Kiev , mercoledì, 4. settembre, 2024 16:00 (ACI Stampa).
Era una visita programmata, su invito del presidente Volodymir Zelensky, quella della delegazione del Patriarcato Ecumenico di Costantinopoli a Kyiv. Tre membri (due sacerdoti, un diacono), tutti di origine ucraina, che hanno rappresentato Bartolomeo I alle celebrazioni per il 33esimo anniversario di indipendenza, ma che hanno anche provato a ricucire le relazioni religiose su un territorio in cui la religione è diventata uno strumento politico.
E, in effetti, in maniera casuale, la delegazione di Costantinopoli si è trovata in città proprio nel periodo in cui la Rada, il Parlamento ucraino, andava ad approvare la legge 8371, che va a sciogliere ogni organizzazione religiosa in Ucraina che abbia un centro di comando all’estero e una affiliazione con Mosca.

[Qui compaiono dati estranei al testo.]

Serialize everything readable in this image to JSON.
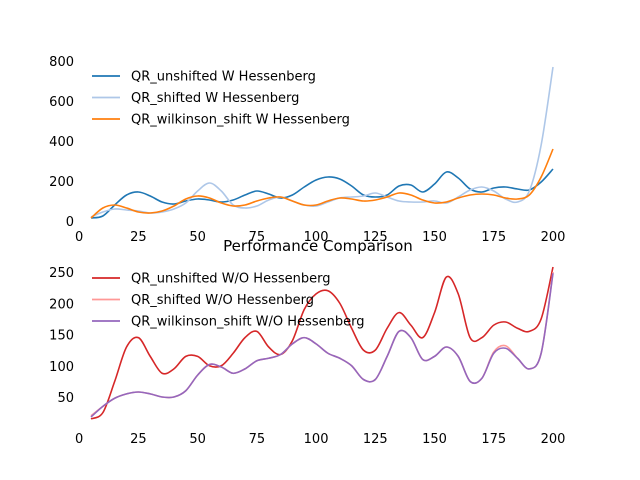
{
  "chart_data": [
    {
      "type": "line",
      "title": "",
      "xlabel": "",
      "ylabel": "",
      "xlim": [
        0,
        200
      ],
      "ylim": [
        0,
        800
      ],
      "xticks": [
        "0",
        "25",
        "50",
        "75",
        "100",
        "125",
        "150",
        "175",
        "200"
      ],
      "yticks": [
        "0",
        "200",
        "400",
        "600",
        "800"
      ],
      "grid": false,
      "legend_position": "top-left",
      "series": [
        {
          "name": "QR_unshifted W Hessenberg",
          "color": "#1f77b4",
          "x": [
            5,
            10,
            15,
            20,
            25,
            30,
            35,
            40,
            45,
            50,
            55,
            60,
            65,
            70,
            75,
            80,
            85,
            90,
            95,
            100,
            105,
            110,
            115,
            120,
            125,
            130,
            135,
            140,
            145,
            150,
            155,
            160,
            165,
            170,
            175,
            180,
            185,
            190,
            195,
            200
          ],
          "y": [
            15,
            25,
            80,
            130,
            145,
            125,
            95,
            85,
            100,
            110,
            105,
            95,
            105,
            130,
            150,
            135,
            115,
            130,
            170,
            205,
            220,
            210,
            175,
            130,
            120,
            130,
            175,
            180,
            145,
            185,
            245,
            215,
            160,
            145,
            165,
            170,
            160,
            155,
            195,
            260
          ]
        },
        {
          "name": "QR_shifted W Hessenberg",
          "color": "#aec7e8",
          "x": [
            5,
            10,
            15,
            20,
            25,
            30,
            35,
            40,
            45,
            50,
            55,
            60,
            65,
            70,
            75,
            80,
            85,
            90,
            95,
            100,
            105,
            110,
            115,
            120,
            125,
            130,
            135,
            140,
            145,
            150,
            155,
            160,
            165,
            170,
            175,
            180,
            185,
            190,
            195,
            200
          ],
          "y": [
            20,
            45,
            60,
            55,
            50,
            40,
            45,
            60,
            90,
            150,
            190,
            150,
            80,
            65,
            75,
            105,
            120,
            100,
            80,
            75,
            95,
            115,
            120,
            125,
            140,
            120,
            100,
            95,
            95,
            100,
            90,
            120,
            155,
            170,
            150,
            110,
            95,
            150,
            380,
            770
          ]
        },
        {
          "name": "QR_wilkinson_shift W Hessenberg",
          "color": "#ff7f0e",
          "x": [
            5,
            10,
            15,
            20,
            25,
            30,
            35,
            40,
            45,
            50,
            55,
            60,
            65,
            70,
            75,
            80,
            85,
            90,
            95,
            100,
            105,
            110,
            115,
            120,
            125,
            130,
            135,
            140,
            145,
            150,
            155,
            160,
            165,
            170,
            175,
            180,
            185,
            190,
            195,
            200
          ],
          "y": [
            15,
            65,
            80,
            65,
            45,
            40,
            50,
            75,
            110,
            125,
            115,
            90,
            75,
            80,
            100,
            115,
            120,
            100,
            80,
            80,
            100,
            115,
            110,
            100,
            105,
            120,
            140,
            130,
            105,
            90,
            95,
            115,
            130,
            135,
            130,
            115,
            110,
            130,
            220,
            360
          ]
        }
      ]
    },
    {
      "type": "line",
      "title": "Performance Comparison",
      "xlabel": "",
      "ylabel": "",
      "xlim": [
        0,
        200
      ],
      "ylim": [
        10,
        260
      ],
      "xticks": [
        "0",
        "25",
        "50",
        "75",
        "100",
        "125",
        "150",
        "175",
        "200"
      ],
      "yticks": [
        "50",
        "100",
        "150",
        "200",
        "250"
      ],
      "grid": false,
      "legend_position": "top-left",
      "series": [
        {
          "name": "QR_unshifted W/O Hessenberg",
          "color": "#d62728",
          "x": [
            5,
            10,
            15,
            20,
            25,
            30,
            35,
            40,
            45,
            50,
            55,
            60,
            65,
            70,
            75,
            80,
            85,
            90,
            95,
            100,
            105,
            110,
            115,
            120,
            125,
            130,
            135,
            140,
            145,
            150,
            155,
            160,
            165,
            170,
            175,
            180,
            185,
            190,
            195,
            200
          ],
          "y": [
            15,
            25,
            75,
            130,
            145,
            115,
            88,
            95,
            115,
            115,
            100,
            100,
            120,
            145,
            155,
            130,
            118,
            140,
            190,
            215,
            220,
            200,
            160,
            125,
            125,
            160,
            185,
            165,
            145,
            185,
            242,
            215,
            145,
            145,
            165,
            170,
            160,
            155,
            175,
            258
          ]
        },
        {
          "name": "QR_shifted W/O Hessenberg",
          "color": "#ff9896",
          "x": [
            5,
            10,
            15,
            20,
            25,
            30,
            35,
            40,
            45,
            50,
            55,
            60,
            65,
            70,
            75,
            80,
            85,
            90,
            95,
            100,
            105,
            110,
            115,
            120,
            125,
            130,
            135,
            140,
            145,
            150,
            155,
            160,
            165,
            170,
            175,
            180,
            185,
            190,
            195,
            200
          ],
          "y": [
            20,
            35,
            48,
            55,
            58,
            55,
            50,
            50,
            60,
            85,
            102,
            98,
            88,
            95,
            108,
            112,
            118,
            135,
            145,
            135,
            120,
            112,
            100,
            78,
            78,
            115,
            155,
            145,
            110,
            115,
            130,
            115,
            75,
            80,
            122,
            132,
            112,
            95,
            120,
            250
          ]
        },
        {
          "name": "QR_wilkinson_shift W/O Hessenberg",
          "color": "#9467bd",
          "x": [
            5,
            10,
            15,
            20,
            25,
            30,
            35,
            40,
            45,
            50,
            55,
            60,
            65,
            70,
            75,
            80,
            85,
            90,
            95,
            100,
            105,
            110,
            115,
            120,
            125,
            130,
            135,
            140,
            145,
            150,
            155,
            160,
            165,
            170,
            175,
            180,
            185,
            190,
            195,
            200
          ],
          "y": [
            18,
            35,
            48,
            55,
            58,
            55,
            50,
            50,
            60,
            85,
            102,
            98,
            88,
            95,
            108,
            112,
            118,
            135,
            145,
            135,
            120,
            112,
            100,
            78,
            78,
            115,
            155,
            145,
            110,
            115,
            130,
            115,
            75,
            80,
            120,
            128,
            112,
            95,
            120,
            248
          ]
        }
      ]
    }
  ]
}
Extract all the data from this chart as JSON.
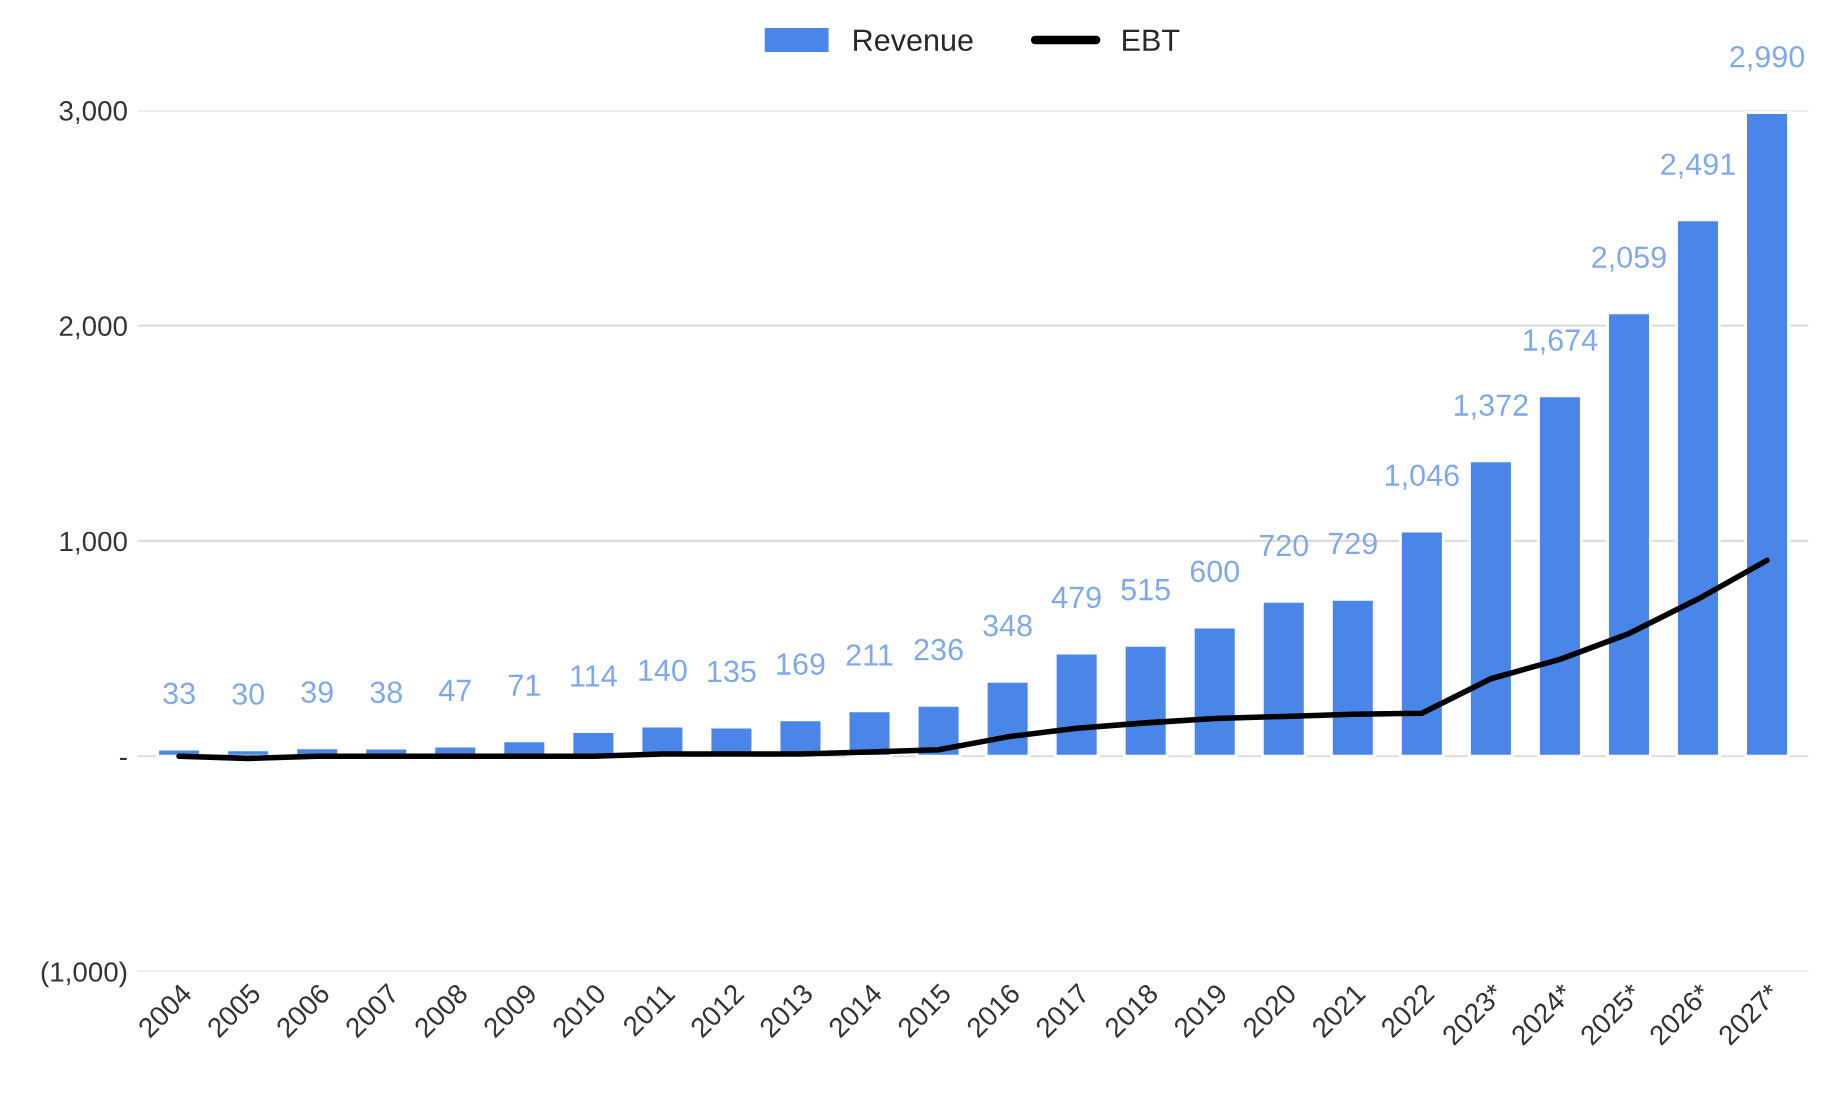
{
  "chart_data": {
    "type": "bar",
    "categories": [
      "2004",
      "2005",
      "2006",
      "2007",
      "2008",
      "2009",
      "2010",
      "2011",
      "2012",
      "2013",
      "2014",
      "2015",
      "2016",
      "2017",
      "2018",
      "2019",
      "2020",
      "2021",
      "2022",
      "2023*",
      "2024*",
      "2025*",
      "2026*",
      "2027*"
    ],
    "series": [
      {
        "name": "Revenue",
        "color": "#4a86e8",
        "values": [
          33,
          30,
          39,
          38,
          47,
          71,
          114,
          140,
          135,
          169,
          211,
          236,
          348,
          479,
          515,
          600,
          720,
          729,
          1046,
          1372,
          1674,
          2059,
          2491,
          2990
        ],
        "value_labels": [
          "33",
          "30",
          "39",
          "38",
          "47",
          "71",
          "114",
          "140",
          "135",
          "169",
          "211",
          "236",
          "348",
          "479",
          "515",
          "600",
          "720",
          "729",
          "1,046",
          "1,372",
          "1,674",
          "2,059",
          "2,491",
          "2,990"
        ]
      },
      {
        "name": "EBT",
        "type": "line",
        "color": "#000000",
        "values": [
          0,
          -10,
          0,
          0,
          0,
          0,
          0,
          10,
          10,
          10,
          20,
          30,
          90,
          130,
          155,
          175,
          185,
          195,
          200,
          360,
          450,
          570,
          730,
          910
        ]
      }
    ],
    "ylim": [
      -1000,
      3000
    ],
    "yticks": [
      {
        "value": -1000,
        "label": "(1,000)"
      },
      {
        "value": 0,
        "label": "-"
      },
      {
        "value": 1000,
        "label": "1,000"
      },
      {
        "value": 2000,
        "label": "2,000"
      },
      {
        "value": 3000,
        "label": "3,000"
      }
    ],
    "grid": "y",
    "legend": "top",
    "line_style": "solid",
    "marker": "none"
  }
}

Una legge di guerra, che risponde alla preoccupazione dei proclami di “guerra santa” da parte del Patriarcato di Mosca, e che però ha anche vari problemi dal punto di vista dei diritti umani. Perché le organizzazioni religiose, in fondo, non sono sistemi politici. E così, le Chiese cristiane in Ucraina, pur comprendendo i rischi, hanno comunque appoggiato l’idea di fondo della legge che non ci debba essere una Chiesa nazionale, chiedendo di fatto anche alle Chiese in Ucraina di non essere nazionaliste.
Sono tutte sfumature che si inseriscono in una situazione molto complessa. La decisione di Costantinopoli di garantire un tomos (documento) di autocefalia alla Chiesa Ortodossa Ucraina, dando così all’Ucraina una Chiesa nazionale, ha dato vita alle vibrate proteste di Mosca, che considerano l’Ucraina come proprio territorio canonico, ed anche uno stop nel dialogo ecumenico, perché Mosca non ha più voluto partecipare a tavoli dove fosse anche Costantinopoli.
Anche questa situazione pesa sulla guerra in Ucraina, e diventa un fatto politico che porta il Patriarcato di Mosca a schierarsi dalla parte russa e le Chiese locali a temere l’ingerenza russa.